Rhamnolipids stabilize HRV14. (A and B) HRV14 (10⁵ PFU) was incubated in the presence or absence of various concentrations of rhamnolipids at a pH of 5.8 or 6.8 at 33°C for 1 hour (A) or 33°C or 49°C for 2 hours (B) prior to plaque assay. (C and D) HRV14 (10⁵ PFU) was incubated in the presence or absence of PAO1 or the rhlA mutant with or without exogenous rhamnolipids at a pH of 5.8 or 6.8 at 33°C for 1 hour (C) or 49°C for 2 hours (D) prior to plaque assay. n = 6, three biological replicates with two technical replicates. *, P < 0.05, **, P < 0.01, ***, P < 0.001, and ****, P < 0.0001 (A, B, and D Kruskal-Wallis, Dunnett’s post hoc test, C, one-way ANOVA, Dunnett’s post hoc test).

Fig 6

Rhamnolipids enhance HRV14 thermostability.

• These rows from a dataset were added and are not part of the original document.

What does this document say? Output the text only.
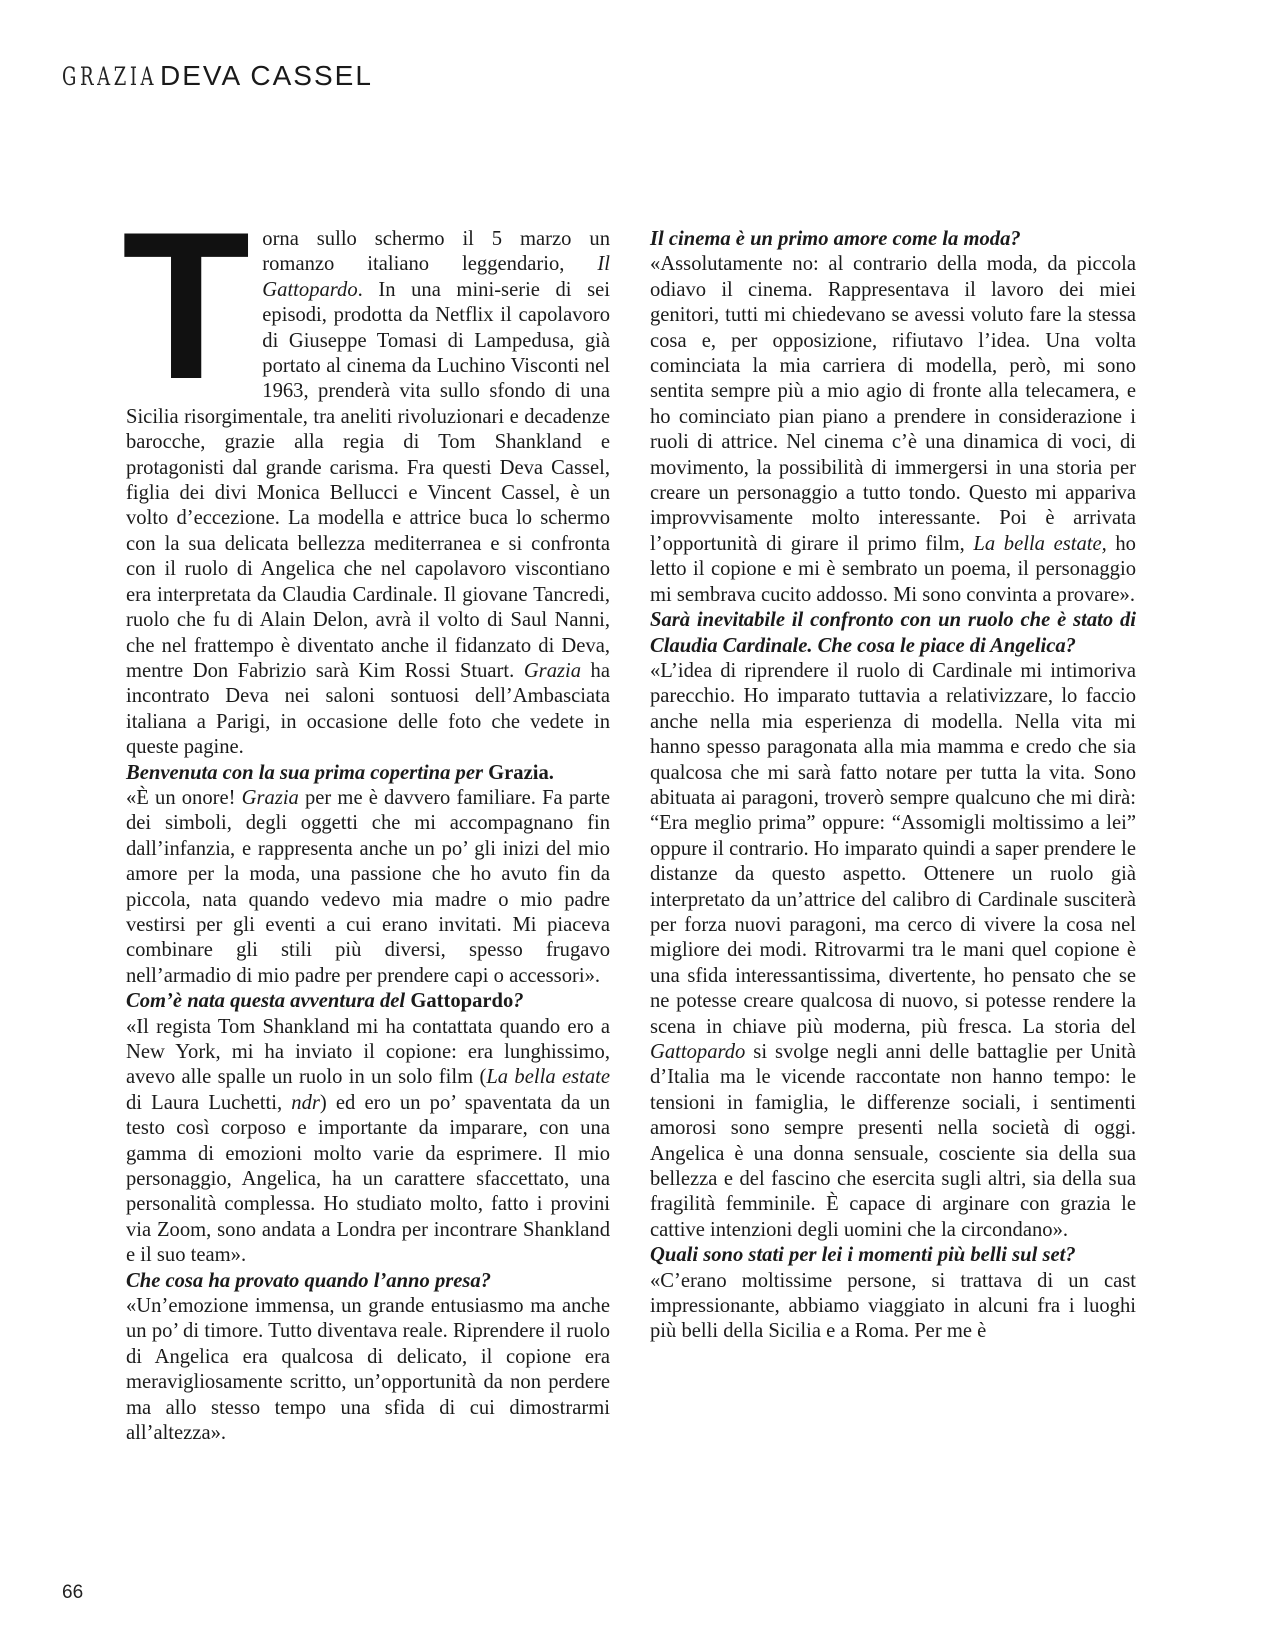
GRAZIA DEVA CASSEL

Torna sullo schermo il 5 marzo un romanzo italiano leggendario, Il Gattopardo. In una mini-serie di sei episodi, prodotta da Netflix il capolavoro di Giuseppe Tomasi di Lampedusa, già portato al cinema da Luchino Visconti nel 1963, prenderà vita sullo sfondo di una Sicilia risorgimentale, tra aneliti rivoluzionari e decadenze barocche, grazie alla regia di Tom Shankland e protagonisti dal grande carisma. Fra questi Deva Cassel, figlia dei divi Monica Bellucci e Vincent Cassel, è un volto d’eccezione. La modella e attrice buca lo schermo con la sua delicata bellezza mediterranea e si confronta con il ruolo di Angelica che nel capolavoro viscontiano era interpretata da Claudia Cardinale. Il giovane Tancredi, ruolo che fu di Alain Delon, avrà il volto di Saul Nanni, che nel frattempo è diventato anche il fidanzato di Deva, mentre Don Fabrizio sarà Kim Rossi Stuart. Grazia ha incontrato Deva nei saloni sontuosi dell’Ambasciata italiana a Parigi, in occasione delle foto che vedete in queste pagine.

Benvenuta con la sua prima copertina per Grazia.

«È un onore! Grazia per me è davvero familiare. Fa parte dei simboli, degli oggetti che mi accompagnano fin dall’infanzia, e rappresenta anche un po’ gli inizi del mio amore per la moda, una passione che ho avuto fin da piccola, nata quando vedevo mia madre o mio padre vestirsi per gli eventi a cui erano invitati. Mi piaceva combinare gli stili più diversi, spesso frugavo nell’armadio di mio padre per prendere capi o accessori».

Com’è nata questa avventura del Gattopardo?

«Il regista Tom Shankland mi ha contattata quando ero a New York, mi ha inviato il copione: era lunghissimo, avevo alle spalle un ruolo in un solo film (La bella estate di Laura Luchetti, ndr) ed ero un po’ spaventata da un testo così corposo e importante da imparare, con una gamma di emozioni molto varie da esprimere. Il mio personaggio, Angelica, ha un carattere sfaccettato, una personalità complessa. Ho studiato molto, fatto i provini via Zoom, sono andata a Londra per incontrare Shankland e il suo team».

Che cosa ha provato quando l’anno presa?

«Un’emozione immensa, un grande entusiasmo ma anche un po’ di timore. Tutto diventava reale. Riprendere il ruolo di Angelica era qualcosa di delicato, il copione era meravigliosamente scritto, un’opportunità da non perdere ma allo stesso tempo una sfida di cui dimostrarmi all’altezza».

Il cinema è un primo amore come la moda?

«Assolutamente no: al contrario della moda, da piccola odiavo il cinema. Rappresentava il lavoro dei miei genitori, tutti mi chiedevano se avessi voluto fare la stessa cosa e, per opposizione, rifiutavo l’idea. Una volta cominciata la mia carriera di modella, però, mi sono sentita sempre più a mio agio di fronte alla telecamera, e ho cominciato pian piano a prendere in considerazione i ruoli di attrice. Nel cinema c’è una dinamica di voci, di movimento, la possibilità di immergersi in una storia per creare un personaggio a tutto tondo. Questo mi appariva improvvisamente molto interessante. Poi è arrivata l’opportunità di girare il primo film, La bella estate, ho letto il copione e mi è sembrato un poema, il personaggio mi sembrava cucito addosso. Mi sono convinta a provare».

Sarà inevitabile il confronto con un ruolo che è stato di Claudia Cardinale. Che cosa le piace di Angelica?

«L’idea di riprendere il ruolo di Cardinale mi intimoriva parecchio. Ho imparato tuttavia a relativizzare, lo faccio anche nella mia esperienza di modella. Nella vita mi hanno spesso paragonata alla mia mamma e credo che sia qualcosa che mi sarà fatto notare per tutta la vita. Sono abituata ai paragoni, troverò sempre qualcuno che mi dirà: “Era meglio prima” oppure: “Assomigli moltissimo a lei” oppure il contrario. Ho imparato quindi a saper prendere le distanze da questo aspetto. Ottenere un ruolo già interpretato da un’attrice del calibro di Cardinale susciterà per forza nuovi paragoni, ma cerco di vivere la cosa nel migliore dei modi. Ritrovarmi tra le mani quel copione è una sfida interessantissima, divertente, ho pensato che se ne potesse creare qualcosa di nuovo, si potesse rendere la scena in chiave più moderna, più fresca. La storia del Gattopardo si svolge negli anni delle battaglie per Unità d’Italia ma le vicende raccontate non hanno tempo: le tensioni in famiglia, le differenze sociali, i sentimenti amorosi sono sempre presenti nella società di oggi. Angelica è una donna sensuale, cosciente sia della sua bellezza e del fascino che esercita sugli altri, sia della sua fragilità femminile. È capace di arginare con grazia le cattive intenzioni degli uomini che la circondano».

Quali sono stati per lei i momenti più belli sul set?

«C’erano moltissime persone, si trattava di un cast impressionante, abbiamo viaggiato in alcuni fra i luoghi più belli della Sicilia e a Roma. Per me è

66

HRV14 thermostability profile using a cell-free PaSTRy. HRV14 (10⁵ PFU) was added to SYBR green II with or without LPS or rhamnolipids. Samples were heated from 25°C to 95°C on a 1% stepwise gradient with fluorescence monitoring. n = 6, three biological replicates with two technical replicates. **, P < 0.01 and ****, P < 0.0001 (one-way ANOVA, Dunnett’s post hoc test).

Fig 7

Respiratory bacteria do not stabilize HRV16. (A) HRV16 (10⁵ PFU) was incubated for 1 hour at a pH of 6.8 or 5.8 in the presence or absence of a panel of airway bacteria (10⁶–10⁸ CFU) prior to plaque assay. (B) HRV16 (10⁵ PFU) was incubated at 33°C, 49°C, 50°C, 51°C, or 52°C for 2 hours prior to plaque assay. (C) HRV16 (10⁵ PFU) was incubated at 33°C or 49°C in the presence or absence of a panel of airway bacteria for 2 hours prior to plaque assay. n = 6, three biological replicates with two technical replicates. *, P < 0.05, **, P < 0.01, ***, P < 0.001, and ****, P < 0.0001 (Kruskal-Wallis, Dunnett’s post hoc test).